The Hepi report, titled The cost of the government’s reforms of the financing of higher education – an update, is written by Bahram Bekhradnia, the thinktank’s director, and John Thompson, a higher education analyst.
On the government’s plan to remove student number controls – which it estimates as creating an extra 60,000 places a year – Hepi warns that welcoming the move would be “premature until we know how the expansion will be funded, and what the consequences will be of meeting the increased costs…The consequences for the future shape and costs of higher education are potentially as significant as all that we have seen from the 2012 changes so far.”
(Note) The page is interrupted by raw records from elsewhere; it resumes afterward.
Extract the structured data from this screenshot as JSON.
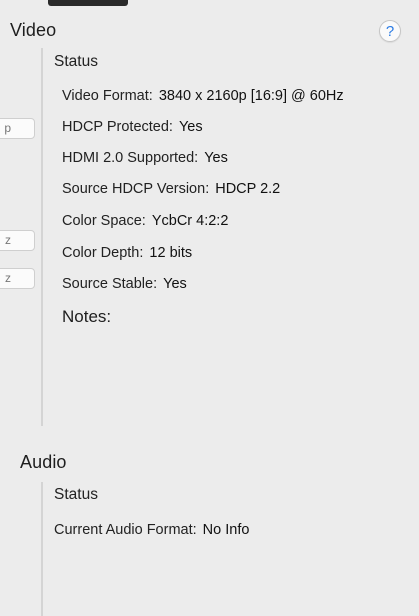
{
  "video": {
    "title": "Video",
    "help_glyph": "?",
    "status_label": "Status",
    "fields": [
      {
        "label": "Video Format:",
        "value": "3840 x 2160p [16:9] @ 60Hz"
      },
      {
        "label": "HDCP Protected:",
        "value": "Yes"
      },
      {
        "label": "HDMI 2.0 Supported:",
        "value": "Yes"
      },
      {
        "label": "Source HDCP Version:",
        "value": "HDCP 2.2"
      },
      {
        "label": "Color Space:",
        "value": "YcbCr 4:2:2"
      },
      {
        "label": "Color Depth:",
        "value": "12 bits"
      },
      {
        "label": "Source Stable:",
        "value": "Yes"
      }
    ],
    "notes_label": "Notes:"
  },
  "side_controls": [
    "p",
    "z",
    "z"
  ],
  "audio": {
    "title": "Audio",
    "status_label": "Status",
    "fields": [
      {
        "label": "Current Audio Format:",
        "value": "No Info"
      }
    ]
  },
  "colors": {
    "accent": "#2a7be4",
    "background": "#ececec"
  },
  "icons": {
    "help": "help-icon"
  }
}
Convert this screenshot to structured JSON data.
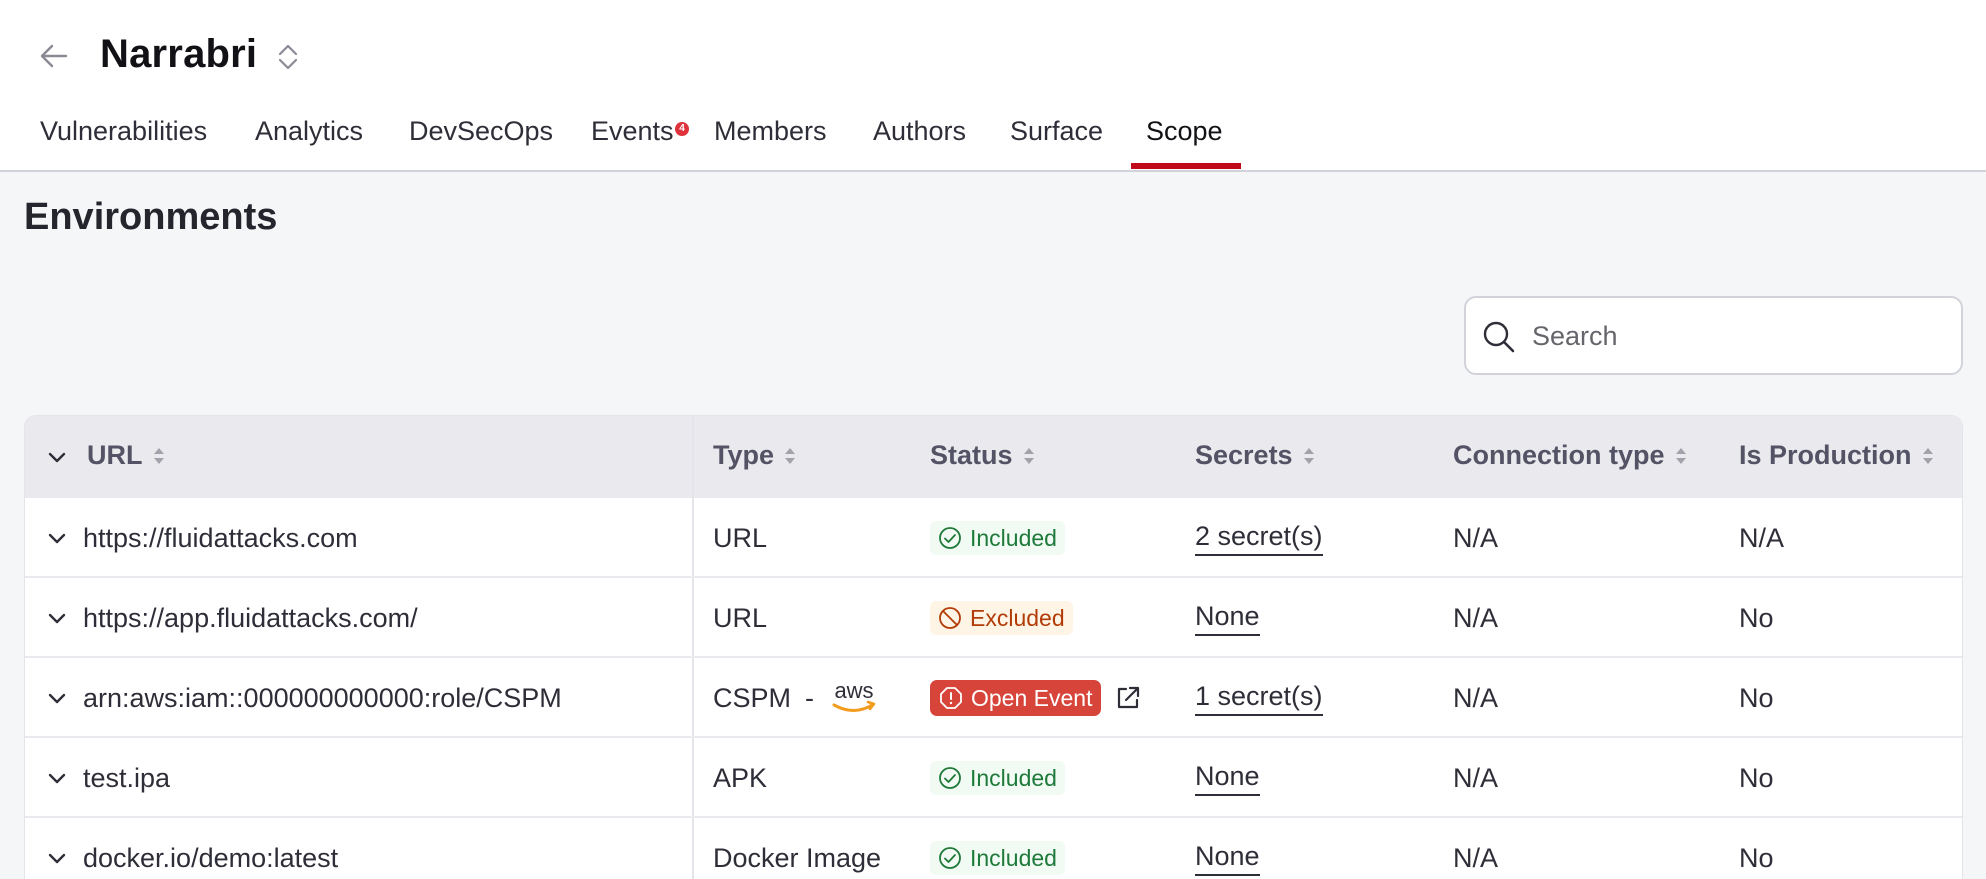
{
  "header": {
    "title": "Narrabri"
  },
  "tabs": [
    {
      "label": "Vulnerabilities"
    },
    {
      "label": "Analytics"
    },
    {
      "label": "DevSecOps"
    },
    {
      "label": "Events",
      "badge": "4"
    },
    {
      "label": "Members"
    },
    {
      "label": "Authors"
    },
    {
      "label": "Surface"
    },
    {
      "label": "Scope",
      "active": true
    }
  ],
  "section": {
    "heading": "Environments"
  },
  "search": {
    "placeholder": "Search"
  },
  "table": {
    "columns": [
      "URL",
      "Type",
      "Status",
      "Secrets",
      "Connection type",
      "Is Production"
    ],
    "rows": [
      {
        "url": "https://fluidattacks.com",
        "type": "URL",
        "status": "Included",
        "secrets": "2 secret(s)",
        "connection_type": "N/A",
        "is_production": "N/A"
      },
      {
        "url": "https://app.fluidattacks.com/",
        "type": "URL",
        "status": "Excluded",
        "secrets": "None",
        "connection_type": "N/A",
        "is_production": "No"
      },
      {
        "url": "arn:aws:iam::000000000000:role/CSPM",
        "type": "CSPM",
        "type_separator": "-",
        "type_logo": "aws",
        "status": "Open Event",
        "secrets": "1 secret(s)",
        "connection_type": "N/A",
        "is_production": "No"
      },
      {
        "url": "test.ipa",
        "type": "APK",
        "status": "Included",
        "secrets": "None",
        "connection_type": "N/A",
        "is_production": "No"
      },
      {
        "url": "docker.io/demo:latest",
        "type": "Docker Image",
        "status": "Included",
        "secrets": "None",
        "connection_type": "N/A",
        "is_production": "No"
      }
    ]
  },
  "colors": {
    "accent": "#bf0b1a",
    "included": "#1f7a3a",
    "excluded": "#b23c07",
    "event": "#d7443a",
    "aws": "#f39c1e"
  }
}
The report suggests that the potential for unlimited expansion may see universities go beyond the government’s estimate of 60,000 extra places.
Hepi also questions the government’s plan to finance the expansion with sales first of the pre-2012 student loan book, and then post-2012 loans.
The plan “has many of the characteristics of a Ponzi scheme, relying on diminishing future income to make good increasing present deficits”, Hepi says.
“When all the pre-2012 student loans are sold, the challenge of selling the loans given to more recent entrants will be much more difficult. This is because the repayment terms for the post 2012-13 entrants are more complex, with a longer repayment period, and more of the repayments expected decades hence.”
The report concludes: “At best the current policy can only be a bridge for a few years prior to an increased budget for higher education, or to reduced student numbers, or to a cheaper package.
“The elements of such a lower-cost package have been well rehearsed: maintenance grants turned into loans, less generous loan repayment terms, cuts in the teaching grant or cuts in other parts of the HE budget.”
Paul Clark, UUK director of policy, said in response to the Hepi report that the lifting of the cap was a “positive move for the UK’s economic future”.
But he added the “move is not without risks. It is still uncertain whether the government can get good value for money on the student loan book.
“Universities have legitimate concerns about the long-term affordability of the government’s commitment and the possible effects it could have on other spending priority areas, in particular science, research and infrastructure funding. These are questions which need urgent answers.”
Hepi’s conclusions are echoed by a comment from ratings agency Moody’s on the expansion plan, also released today.
“While funding for higher grants is estimated by the government through to 2018-19, the amount of funding beyond this is uncertain. Should enrollment exceed projections, this could lead to even higher expenditures for the UK government,” Moody’s says.